Article in The Courier Mail by Margaret Wenham

THE most recent chapter in a saga of injustice that began well over 100 years ago is currently being written, as a group of Queensland workers who had their wages taken from them by the state government seek to be given back their money.

All of it. Not just some piddling, tokenistic, arbitrarily arrived at amount. All of it.

Led by Hans Pearson, uncle of activist and lawyer Noel Pearson, a class action was instituted in the Federal Court last September.

Pearson, born in 1939 at the Cape Bedford mission in far north Queensland, not far from Cooktown, is seeking $145,950 for wages paid by his various employers to the state government over the course of his working life until the late 1960s.

Late last month the State Government filed its defence.

No, it doesn’t want to give back to Pearson and the 2300 other claimants who have joined the action all the money owed.

And, no, it doesn’t accept that, having taken the money from these workers to ostensibly hold “in trust” for them while otherwise emasculating them under so-called protection legislation, that it had a fiduciary duty towards them to manage the money properly and, ultimately, pay it back.

This position is wrong and dishonest.

In fact, it has been estimated that up to about $500 million is owed to thousands of Queensland Aboriginal workers.

It was researcher Dr Ros Kidd who first combed through the state’s archived Aboriginal Affairs files. Her subsequent book The Way We Civilise – based on her doctoral thesis – exposed how the state wrested from Aboriginal people control over just about every facet of their lives.

Lest we forget, a great many Aboriginal people were relocated from their traditional lands to state or church-run missions where they were not allowed to practise their culture or speak their language.

Not even counted in the country’s census as people until 1967, they had to obtain the state’s permission if they wanted to travel or leave the mission to live and work elsewhere. They had to obtain the state’s permission to marry. They were not only paid less than white people for the same work but, completely disenfranchised, they also had no way of fighting the state’s appropriation of their wages.

In particular, Kidd’s work details how, from the 1900s to the late 1970s, indigenous people’s wages were seized to be held in trust.

As well and equally unfair, levies for public works were arbitrarily imposed and deducted from those seized wages.

Aboriginal mothers were stripped of much of their child endowment payments too.

It also details how successive audits exposed mismanagement and misuse of the trust money and theft by public servants.

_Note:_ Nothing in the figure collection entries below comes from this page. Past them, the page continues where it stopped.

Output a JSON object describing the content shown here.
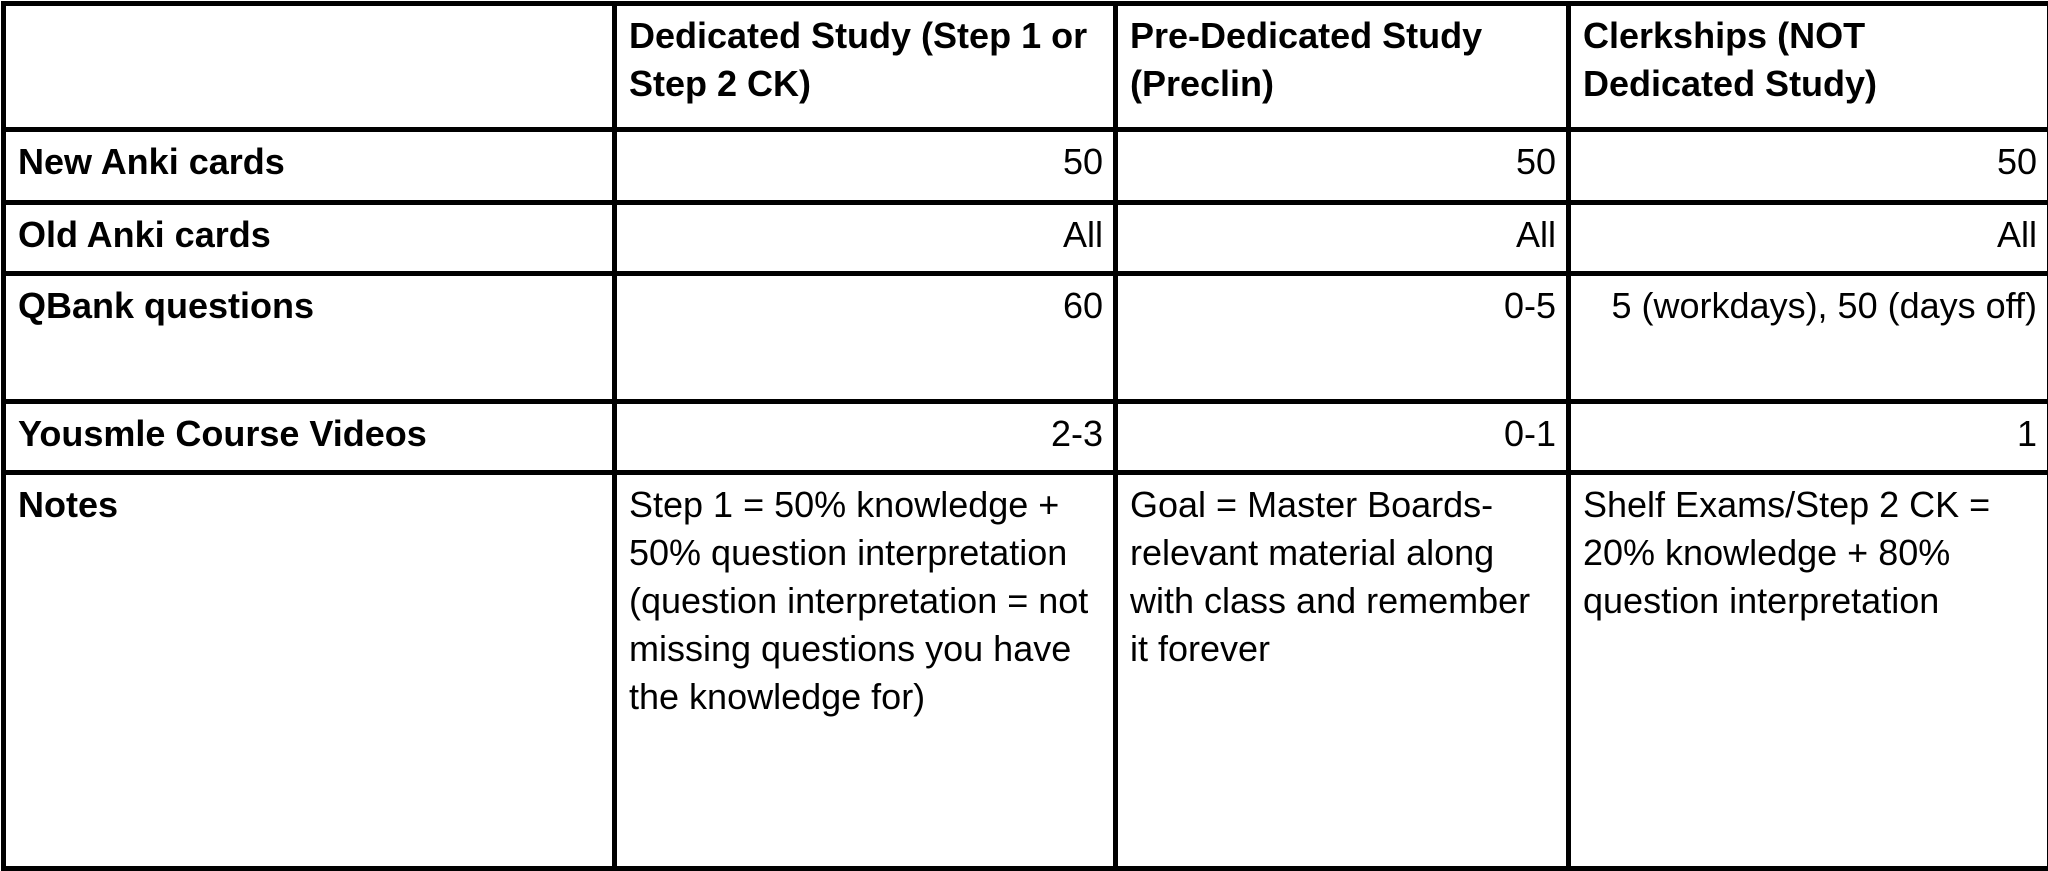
{
  "headers": [
    "",
    "Dedicated Study (Step 1 or Step 2 CK)",
    "Pre-Dedicated Study (Preclin)",
    "Clerkships (NOT Dedicated Study)"
  ],
  "rows": [
    {
      "label": "New Anki cards",
      "cells": [
        "50",
        "50",
        "50"
      ]
    },
    {
      "label": "Old Anki cards",
      "cells": [
        "All",
        "All",
        "All"
      ]
    },
    {
      "label": "QBank questions",
      "cells": [
        "60",
        "0-5",
        "5 (workdays), 50 (days off)"
      ]
    },
    {
      "label": "Yousmle Course Videos",
      "cells": [
        "2-3",
        "0-1",
        "1"
      ]
    },
    {
      "label": "Notes",
      "cells": [
        "Step 1 = 50% knowledge + 50% question interpretation (question interpretation = not missing questions you have the knowledge for)",
        "Goal = Master Boards-relevant material along with class and remember it forever",
        "Shelf Exams/Step 2 CK = 20% knowledge + 80% question interpretation"
      ]
    }
  ]
}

But no one ever did anything about the audits’ findings. No effort was ever made to pay the money, not even in part, to whom it belonged until May 2002 when the Beattie government set up a $55.6 million fund from which to pay reparations.

But this scheme, no doubt aimed at heading off a major court case, was rude.

It offered capped payments of $2000 or $4000 for a lifetime’s work in exchange for a signed indemnity to “give up any future rights to sue the government about anything to do with being ‘under the Acts’.”

So offended were so many that far fewer people signed up for the scheme than anticipated. Those who held their nose and did apply and whose legitimacy was accepted, numbered just 5413.

Where the official records were missing, claims were rejected. Only $19.11 million was paid out.

In 2008, the Bligh government reopened the scheme and topped up the payments to the successful applicants by $1500 and $3000 and then transferred the rest ($15 million), along with $10.8 million remaining in the pillaged Aboriginal Welfare Fund, to a new Aboriginal and Torres Strait Islander Foundation which provides financial support to indigenous students.

In December, 2015, the Palaszczuk Government allocated another $21 million to further top up the payments – with amounts of $1100 or $2200 – made to the previously successful applicants, bringing total reparation payments to either $4600 if born between 1952 and 1959 or $9200 if born before 1952.

But if you were Hans Pearson and you estimated over most of your working life you’d lost around $146,000 in wages, stolen by the government, would you think $9200 was a fair settlement?

I’ve written before that the white Western economy was imposed on indigenous peoples but their participation in it last century amounted to little more than a massive and unconscionable rip-off.

It is imperative we grasp that, writ large among the many privations visited on them, this stealing of Aboriginal people’s wages condemned generations to poverty, the effects of which continue to reverberate.

The theft of indigenous people’s wages is a vast economic injustice that should be put right – in full.